Abstract

Dear Editor:
Sean Morrison feels that advance care planning (ACP) has no clear role in the achievement of goal-concordant care for patients at the end of life. 1 The various studies, including numerous systematic reviews, he quotes are equivocal or show modest effects, but there may be a clearer role when disease-specific and customized plans are made, considering very real possible options in care.
The care of people with progressive neurological disease is often complex and patients may face loss of capacity to make decisions or loss of communication as the disease progresses. There are often possible interventions that may be considered as the disease progresses, but the patient may have lost communication and/or cognitive ability to make the decision when this is necessary. However, clear ACP can enable the patient's voice to be heard when decisions are to be made, even if they are not able to make the decision themselves. It is very important to have the discussions about future care earlier in the disease progression so they are clearly known later.

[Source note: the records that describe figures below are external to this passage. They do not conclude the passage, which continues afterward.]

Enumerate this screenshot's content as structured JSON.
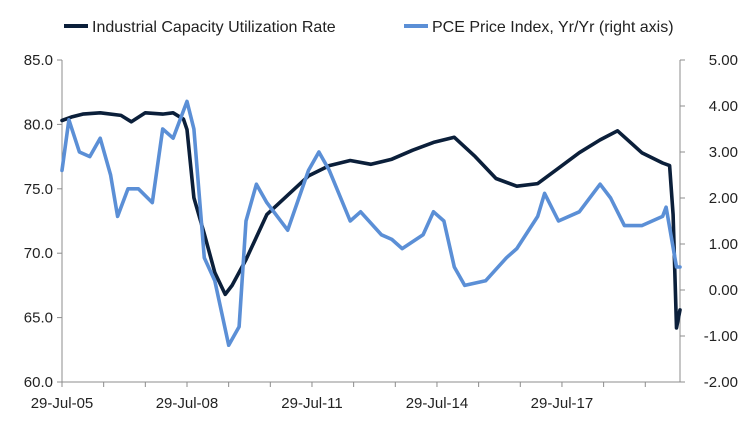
{
  "chart_data": {
    "type": "line",
    "legend": {
      "placement": "top"
    },
    "x_tick_labels": [
      "29-Jul-05",
      "29-Jul-08",
      "29-Jul-11",
      "29-Jul-14",
      "29-Jul-17"
    ],
    "x_range": [
      "2005-07",
      "2020-05"
    ],
    "left_axis": {
      "ylim": [
        60.0,
        85.0
      ],
      "ticks": [
        "60.0",
        "65.0",
        "70.0",
        "75.0",
        "80.0",
        "85.0"
      ]
    },
    "right_axis": {
      "ylim": [
        -2.0,
        5.0
      ],
      "ticks": [
        "-2.00",
        "-1.00",
        "0.00",
        "1.00",
        "2.00",
        "3.00",
        "4.00",
        "5.00"
      ]
    },
    "grid": false,
    "series": [
      {
        "name": "Industrial Capacity Utilization Rate",
        "axis": "left",
        "color": "#0b1f3a",
        "points": [
          [
            "2005-07",
            80.3
          ],
          [
            "2005-10",
            80.6
          ],
          [
            "2006-01",
            80.8
          ],
          [
            "2006-06",
            80.9
          ],
          [
            "2006-12",
            80.7
          ],
          [
            "2007-03",
            80.2
          ],
          [
            "2007-07",
            80.9
          ],
          [
            "2007-12",
            80.8
          ],
          [
            "2008-03",
            80.9
          ],
          [
            "2008-06",
            80.4
          ],
          [
            "2008-07",
            79.6
          ],
          [
            "2008-09",
            74.3
          ],
          [
            "2008-12",
            71.5
          ],
          [
            "2009-03",
            68.5
          ],
          [
            "2009-06",
            66.8
          ],
          [
            "2009-08",
            67.5
          ],
          [
            "2009-12",
            69.5
          ],
          [
            "2010-06",
            73.0
          ],
          [
            "2010-12",
            74.5
          ],
          [
            "2011-06",
            76.0
          ],
          [
            "2011-12",
            76.8
          ],
          [
            "2012-06",
            77.2
          ],
          [
            "2012-12",
            76.9
          ],
          [
            "2013-06",
            77.3
          ],
          [
            "2013-12",
            78.0
          ],
          [
            "2014-06",
            78.6
          ],
          [
            "2014-12",
            79.0
          ],
          [
            "2015-06",
            77.5
          ],
          [
            "2015-12",
            75.8
          ],
          [
            "2016-06",
            75.2
          ],
          [
            "2016-12",
            75.4
          ],
          [
            "2017-06",
            76.6
          ],
          [
            "2017-12",
            77.8
          ],
          [
            "2018-06",
            78.8
          ],
          [
            "2018-11",
            79.5
          ],
          [
            "2019-06",
            77.8
          ],
          [
            "2019-12",
            77.0
          ],
          [
            "2020-02",
            76.8
          ],
          [
            "2020-03",
            73.0
          ],
          [
            "2020-04",
            64.2
          ],
          [
            "2020-05",
            65.6
          ]
        ]
      },
      {
        "name": "PCE Price Index, Yr/Yr (right axis)",
        "axis": "right",
        "color": "#5b8fd6",
        "points": [
          [
            "2005-07",
            2.6
          ],
          [
            "2005-09",
            3.7
          ],
          [
            "2005-12",
            3.0
          ],
          [
            "2006-03",
            2.9
          ],
          [
            "2006-06",
            3.3
          ],
          [
            "2006-09",
            2.5
          ],
          [
            "2006-11",
            1.6
          ],
          [
            "2007-02",
            2.2
          ],
          [
            "2007-05",
            2.2
          ],
          [
            "2007-09",
            1.9
          ],
          [
            "2007-12",
            3.5
          ],
          [
            "2008-03",
            3.3
          ],
          [
            "2008-07",
            4.1
          ],
          [
            "2008-09",
            3.5
          ],
          [
            "2008-12",
            0.7
          ],
          [
            "2009-03",
            0.2
          ],
          [
            "2009-07",
            -1.2
          ],
          [
            "2009-10",
            -0.8
          ],
          [
            "2009-12",
            1.5
          ],
          [
            "2010-03",
            2.3
          ],
          [
            "2010-06",
            1.9
          ],
          [
            "2010-12",
            1.3
          ],
          [
            "2011-06",
            2.6
          ],
          [
            "2011-09",
            3.0
          ],
          [
            "2011-12",
            2.6
          ],
          [
            "2012-06",
            1.5
          ],
          [
            "2012-09",
            1.7
          ],
          [
            "2013-03",
            1.2
          ],
          [
            "2013-06",
            1.1
          ],
          [
            "2013-09",
            0.9
          ],
          [
            "2014-03",
            1.2
          ],
          [
            "2014-06",
            1.7
          ],
          [
            "2014-09",
            1.5
          ],
          [
            "2014-12",
            0.5
          ],
          [
            "2015-03",
            0.1
          ],
          [
            "2015-09",
            0.2
          ],
          [
            "2016-03",
            0.7
          ],
          [
            "2016-06",
            0.9
          ],
          [
            "2016-12",
            1.6
          ],
          [
            "2017-02",
            2.1
          ],
          [
            "2017-06",
            1.5
          ],
          [
            "2017-12",
            1.7
          ],
          [
            "2018-06",
            2.3
          ],
          [
            "2018-09",
            2.0
          ],
          [
            "2019-01",
            1.4
          ],
          [
            "2019-06",
            1.4
          ],
          [
            "2019-12",
            1.6
          ],
          [
            "2020-01",
            1.8
          ],
          [
            "2020-04",
            0.5
          ],
          [
            "2020-05",
            0.5
          ]
        ]
      }
    ]
  }
}
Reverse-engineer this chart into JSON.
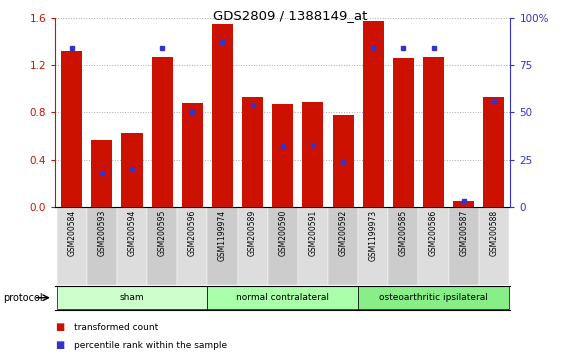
{
  "title": "GDS2809 / 1388149_at",
  "categories": [
    "GSM200584",
    "GSM200593",
    "GSM200594",
    "GSM200595",
    "GSM200596",
    "GSM1199974",
    "GSM200589",
    "GSM200590",
    "GSM200591",
    "GSM200592",
    "GSM1199973",
    "GSM200585",
    "GSM200586",
    "GSM200587",
    "GSM200588"
  ],
  "red_values": [
    1.32,
    0.57,
    0.63,
    1.27,
    0.88,
    1.55,
    0.93,
    0.87,
    0.89,
    0.78,
    1.57,
    1.26,
    1.27,
    0.05,
    0.93
  ],
  "blue_values_pct": [
    84,
    18,
    20,
    84,
    50,
    87,
    54,
    32,
    33,
    24,
    84,
    84,
    84,
    3,
    56
  ],
  "ylim_left": [
    0,
    1.6
  ],
  "ylim_right": [
    0,
    100
  ],
  "yticks_left": [
    0,
    0.4,
    0.8,
    1.2,
    1.6
  ],
  "yticks_right": [
    0,
    25,
    50,
    75,
    100
  ],
  "ytick_labels_right": [
    "0",
    "25",
    "50",
    "75",
    "100%"
  ],
  "bar_color": "#cc1100",
  "dot_color": "#3333cc",
  "groups": [
    {
      "label": "sham",
      "start": 0,
      "end": 5,
      "color": "#ccffcc"
    },
    {
      "label": "normal contralateral",
      "start": 5,
      "end": 10,
      "color": "#aaffaa"
    },
    {
      "label": "osteoarthritic ipsilateral",
      "start": 10,
      "end": 15,
      "color": "#88ee88"
    }
  ],
  "protocol_label": "protocol",
  "legend_items": [
    {
      "label": "transformed count",
      "color": "#cc1100"
    },
    {
      "label": "percentile rank within the sample",
      "color": "#3333cc"
    }
  ],
  "bg_color": "#ffffff",
  "grid_color": "#aaaaaa",
  "label_bg_odd": "#dddddd",
  "label_bg_even": "#cccccc"
}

For instance, a person with amyotrophic lateral sclerosis (ALS) is likely to develop increasing issues in swallowing and in respiratory function. Thus, there will be decisions to be made regarding possible feeding, including the insertion of a gastrostomy, or the support of ventilation, using noninvasive ventilation (NIV) or even invasive ventilation with a tracheostomy. It has been suggested that discussions about future care should be undertaken after the diagnosis has been communicated and reiterated throughout the disease progression and particularly when new interventions, such as gastrostomy or NIV are being considered. 2 These discussions may not be easy but are necessary, as if we wait until the patient develops respiratory failure and is admitted to hospital in an emergency and decisions may be taken that are regretted later. 3
There are now disease-specific ALS advance care plans 4 and there is evidence that the early approach to diagnosis and early discussion can facilitate ACP. Seeber et al. in The Netherlands found that a staged approach at diagnosis was helpful, with an initial appointment to discuss the diagnosis and a further appointment two weeks later to initiate discussions about future management and ACP. 5 This was appreciated by patients and families and future planning, including completion of a euthanasia statement, was discussed at this stage. The disease-specific plan does allow discussion of the key issues, often respiratory support in ALS, between patient, family, and professionals in a more detailed and relaxed way, before a crisis. 4
The specificity of a disease-related ACP tool helps in discussion and for someone who may lose capacity, and in fact it may be the likely outcome, such as in dementia, discussion is important. This will need training of professional teams and more discussion within patient groups. We should not throw the baby out with the bathwater and stop all ACP—disease-specific ACP may be clearer, reasonably simple, and right!